Piston, manque de communication, quasi absence de rémunération, inadéquation entre l’offre et la demande, etc. Beaucoup reste à faire pour améliorer l’accès aux stages, comme le démontre le 1er baromètre réalisé au Maroc.  

Dur, dur de décrocher un stage
Ilham Mountaj
Le 30 août 2013 à 14h30 | Modifié 30 août 2013 à 14h30

Enfin, un baromètre sur le marché des stages au Maroc. La première plateforme gratuite de mise en relation entre étudiants et recruteurs, Stagiaires.ma, vient de dévoiler les résultats du premier baromètre effectué sur le marché de stages au Maroc, en partenariat avec BMarketng. Il faut avouer qu’il était temps !

Premier constat surprenant : si 84% des entreprises interrogées déclarent avoir besoin de stagiaires, seulement 38% d’elles fait appel à eux ! Et encore, 75% des entreprises affirment rencontrer des difficultés à trouver des stagiaires ! Pourtant ,des étudiants en cycle supérieur, on n’en manque pas. Selon les statistiques du ministère de l’Eseignement supérieur, le Maroc compte plus de 544 509 en 2013.

L’étude, réalisée auprès d’un échantillon représentatif de 2.800 étudiants du cycle supérieur ayant effectué au moins un stage et de 310 managers RH et non-RH, indique que les recruteurs ont des difficultés à trouver des stagiaires. «En premier lieu, la disponibilité des stagiaires (pour 77% d’entre elles), la qualité des profils des étudiants (70%) et la méconnaissance des sources de recrutement (57%)».

Des canaux de recrutement traditionnels

Toujours côté recruteur, les managers prospectent les candidats «majoritairement» à travers leur base de CV interne (63%) et leur réseau personnel (52%) alors qu’ils sont seulement 29% à avoir recours à internet. Malheureusement, le «piston» est encore le canal à prédilection dans la recherche de stagiaires. Comme c’est le cas dans le recrutement pour l’emploi, le procédé se fait au détriment de la qualité des profils alors que les plateformes en ligne garantissent une diversité d’étudiants qualifiés disponibles immédiatement.

Généralement, pour 84% des répondants, ces stagiaires sont recrutés pour faire face à une hausse temporaire de la charge de travail et 50% dans la perspective d’un recrutement à un poste de titulaire. Les étudiants les plus qualifiés (Bac+4 et plus) sont les plus sollicités par les entreprises car leur degré d’opérationnalité est perçu «plus élevé». Toutefois, l’étude démontre que les étudiants qui recherchent un stage sont majoritairement en 3e année.

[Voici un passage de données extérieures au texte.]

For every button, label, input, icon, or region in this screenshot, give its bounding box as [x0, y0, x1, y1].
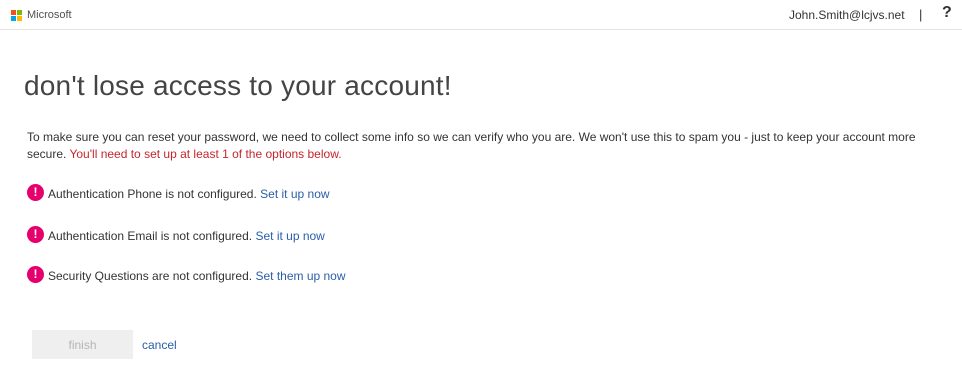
setup-phone-link[interactable]: Set it up now	[260, 187, 329, 201]
requirement-text: You'll need to set up at least 1 of the …	[69, 147, 342, 161]
page-title: don't lose access to your account!	[24, 70, 452, 101]
warning-icon: !	[27, 226, 44, 243]
cancel-link[interactable]: cancel	[142, 338, 177, 352]
intro-text: To make sure you can reset your password…	[27, 129, 937, 163]
setup-questions-link[interactable]: Set them up now	[255, 269, 345, 283]
setup-email-link[interactable]: Set it up now	[255, 229, 324, 243]
item-label: Authentication Email is not configured. …	[48, 229, 325, 243]
top-bar: Microsoft John.Smith@lcjvs.net | ?	[0, 0, 962, 30]
microsoft-logo-icon	[11, 10, 23, 22]
auth-email-status: Authentication Email is not configured.	[48, 229, 253, 243]
security-questions-status: Security Questions are not configured.	[48, 269, 253, 283]
finish-button[interactable]: finish	[32, 330, 133, 359]
item-label: Security Questions are not configured. S…	[48, 269, 346, 283]
header-separator: |	[919, 7, 923, 22]
help-icon[interactable]: ?	[942, 4, 952, 22]
item-label: Authentication Phone is not configured. …	[48, 187, 330, 201]
user-account[interactable]: John.Smith@lcjvs.net	[789, 8, 905, 22]
brand-name: Microsoft	[27, 9, 72, 21]
auth-phone-status: Authentication Phone is not configured.	[48, 187, 257, 201]
warning-icon: !	[27, 266, 44, 283]
warning-icon: !	[27, 184, 44, 201]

De l’autre côté, les étudiants. 96% des interrogés déclarent attendre de leur école des propositions d’offres de stage. En pratique, ils ne sont que 64% à affirmer avoir été accompagnés que ce soit à travers des partenariats avec les entreprises (49%) ou à travers des offres négociées par l’administration et les professeurs de leur établissement (15%).  Tandis que le tiers des étudiants déclare que son école ne l’a aidé, sous aucune forme.

D’après les résultats de l’enquête, il s’avère que les établissements d’enseignement supérieur ne jouent que «partiellement leur rôle» d’insertion des jeunes sur le marché du travail dans un contexte où les stages en organisation constituent la porte d’entrée privilégiée sur le marché du travail. En effet, 64% des managers s’attendent à ce que ces établissements assurent un suivi et un encadrement de leurs étudiants pendant leur stage. Ils s’attendent également (70%)  à ce qu’ils adaptent leur formation à la réalité du terrain.

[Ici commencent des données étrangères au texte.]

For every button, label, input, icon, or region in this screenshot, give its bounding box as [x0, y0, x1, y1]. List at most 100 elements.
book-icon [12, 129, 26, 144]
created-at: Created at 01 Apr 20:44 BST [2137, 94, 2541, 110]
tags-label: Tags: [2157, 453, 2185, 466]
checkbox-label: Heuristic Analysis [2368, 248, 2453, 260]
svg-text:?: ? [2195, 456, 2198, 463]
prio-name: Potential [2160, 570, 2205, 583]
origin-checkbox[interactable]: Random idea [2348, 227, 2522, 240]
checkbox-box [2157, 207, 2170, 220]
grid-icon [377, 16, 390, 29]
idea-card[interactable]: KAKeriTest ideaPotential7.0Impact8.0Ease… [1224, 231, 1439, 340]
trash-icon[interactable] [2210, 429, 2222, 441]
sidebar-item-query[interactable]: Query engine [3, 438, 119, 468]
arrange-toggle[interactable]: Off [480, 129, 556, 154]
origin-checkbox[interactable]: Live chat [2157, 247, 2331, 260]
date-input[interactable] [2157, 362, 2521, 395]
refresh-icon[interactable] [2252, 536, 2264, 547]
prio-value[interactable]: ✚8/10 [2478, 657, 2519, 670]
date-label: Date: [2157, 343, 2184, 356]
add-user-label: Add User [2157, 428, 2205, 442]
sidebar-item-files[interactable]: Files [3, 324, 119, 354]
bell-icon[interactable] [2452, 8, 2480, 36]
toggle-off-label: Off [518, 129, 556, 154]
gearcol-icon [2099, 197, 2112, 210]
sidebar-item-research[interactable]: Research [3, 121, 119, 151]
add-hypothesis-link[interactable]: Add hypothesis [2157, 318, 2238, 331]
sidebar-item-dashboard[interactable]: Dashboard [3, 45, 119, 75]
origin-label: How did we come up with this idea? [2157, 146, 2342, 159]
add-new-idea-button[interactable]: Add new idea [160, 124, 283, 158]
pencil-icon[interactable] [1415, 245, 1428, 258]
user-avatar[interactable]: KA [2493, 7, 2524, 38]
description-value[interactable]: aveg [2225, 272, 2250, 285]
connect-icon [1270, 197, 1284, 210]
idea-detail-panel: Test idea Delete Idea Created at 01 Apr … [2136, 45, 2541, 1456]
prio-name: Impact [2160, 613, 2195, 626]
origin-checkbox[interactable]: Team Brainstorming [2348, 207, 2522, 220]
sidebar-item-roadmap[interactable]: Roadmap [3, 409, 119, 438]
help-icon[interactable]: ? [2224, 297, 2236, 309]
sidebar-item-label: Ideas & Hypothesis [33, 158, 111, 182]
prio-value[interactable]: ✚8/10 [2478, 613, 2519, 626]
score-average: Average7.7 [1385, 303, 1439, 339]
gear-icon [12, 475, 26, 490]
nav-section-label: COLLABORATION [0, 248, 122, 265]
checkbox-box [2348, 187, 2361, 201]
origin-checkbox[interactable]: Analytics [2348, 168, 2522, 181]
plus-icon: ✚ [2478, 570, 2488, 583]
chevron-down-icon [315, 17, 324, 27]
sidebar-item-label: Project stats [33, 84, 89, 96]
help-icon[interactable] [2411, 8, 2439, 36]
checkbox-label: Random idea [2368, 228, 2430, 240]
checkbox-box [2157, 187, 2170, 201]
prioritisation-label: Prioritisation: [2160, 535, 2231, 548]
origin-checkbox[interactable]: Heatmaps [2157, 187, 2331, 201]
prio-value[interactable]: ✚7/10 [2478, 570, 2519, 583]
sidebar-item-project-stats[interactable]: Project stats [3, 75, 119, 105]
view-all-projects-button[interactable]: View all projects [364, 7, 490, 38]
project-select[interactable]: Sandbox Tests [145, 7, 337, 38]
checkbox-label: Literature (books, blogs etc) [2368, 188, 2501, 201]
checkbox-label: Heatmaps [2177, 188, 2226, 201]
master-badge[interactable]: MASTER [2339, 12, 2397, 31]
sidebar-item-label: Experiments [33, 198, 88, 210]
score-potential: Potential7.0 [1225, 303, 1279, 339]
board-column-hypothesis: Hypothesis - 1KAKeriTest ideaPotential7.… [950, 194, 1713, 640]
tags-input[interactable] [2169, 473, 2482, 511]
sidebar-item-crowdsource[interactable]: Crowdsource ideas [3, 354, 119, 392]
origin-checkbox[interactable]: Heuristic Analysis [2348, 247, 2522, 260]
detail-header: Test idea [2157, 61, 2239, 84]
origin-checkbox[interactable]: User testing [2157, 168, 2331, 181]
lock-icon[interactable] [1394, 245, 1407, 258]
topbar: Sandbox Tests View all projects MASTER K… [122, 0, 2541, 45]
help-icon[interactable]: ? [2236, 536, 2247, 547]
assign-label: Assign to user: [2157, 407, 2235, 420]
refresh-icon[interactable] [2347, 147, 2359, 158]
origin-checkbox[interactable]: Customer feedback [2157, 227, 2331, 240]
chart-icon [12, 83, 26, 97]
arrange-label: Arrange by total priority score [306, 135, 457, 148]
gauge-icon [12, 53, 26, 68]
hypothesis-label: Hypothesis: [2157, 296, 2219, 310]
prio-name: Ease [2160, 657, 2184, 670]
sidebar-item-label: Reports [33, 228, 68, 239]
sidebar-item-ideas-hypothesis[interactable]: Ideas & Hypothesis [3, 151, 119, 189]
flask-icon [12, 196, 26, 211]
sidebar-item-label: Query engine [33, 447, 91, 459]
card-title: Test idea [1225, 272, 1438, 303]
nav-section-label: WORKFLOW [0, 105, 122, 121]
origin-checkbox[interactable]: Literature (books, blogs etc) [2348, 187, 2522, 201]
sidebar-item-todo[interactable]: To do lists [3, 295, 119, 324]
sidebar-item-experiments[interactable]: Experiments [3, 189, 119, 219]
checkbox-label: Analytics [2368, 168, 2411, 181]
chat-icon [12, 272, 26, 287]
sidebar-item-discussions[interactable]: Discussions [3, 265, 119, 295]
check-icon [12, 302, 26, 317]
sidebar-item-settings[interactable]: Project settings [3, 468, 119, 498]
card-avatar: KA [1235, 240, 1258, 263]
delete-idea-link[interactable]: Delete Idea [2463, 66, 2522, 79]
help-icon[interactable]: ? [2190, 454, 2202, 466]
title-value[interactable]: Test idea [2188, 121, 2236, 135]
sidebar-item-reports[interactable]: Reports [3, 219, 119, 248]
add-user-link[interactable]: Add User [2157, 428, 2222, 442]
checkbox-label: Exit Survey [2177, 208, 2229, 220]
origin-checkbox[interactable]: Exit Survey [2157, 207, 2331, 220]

Inadéquation entre l’offre et la demande

Ainsi, au niveau des entreprises, les départements les plus demandeurs de stagiaires sont les fonctions commerciales (42%), les départements production et technique (41%) et les directions marketing (41%). Les besoins du marché des stages suivent donc la tendance du marché du travail qui demande en majorité des profils commerciaux et des ingénieurs spécialisés. Ce qui n’est pas le cas. L’enquête montre que les étudiants recherchent en priorité des stages en marketing et communication (25% des étudiants répondants) et en informatique (20%). Ils sont seulement 15% à la recherche d’une mission commerciale.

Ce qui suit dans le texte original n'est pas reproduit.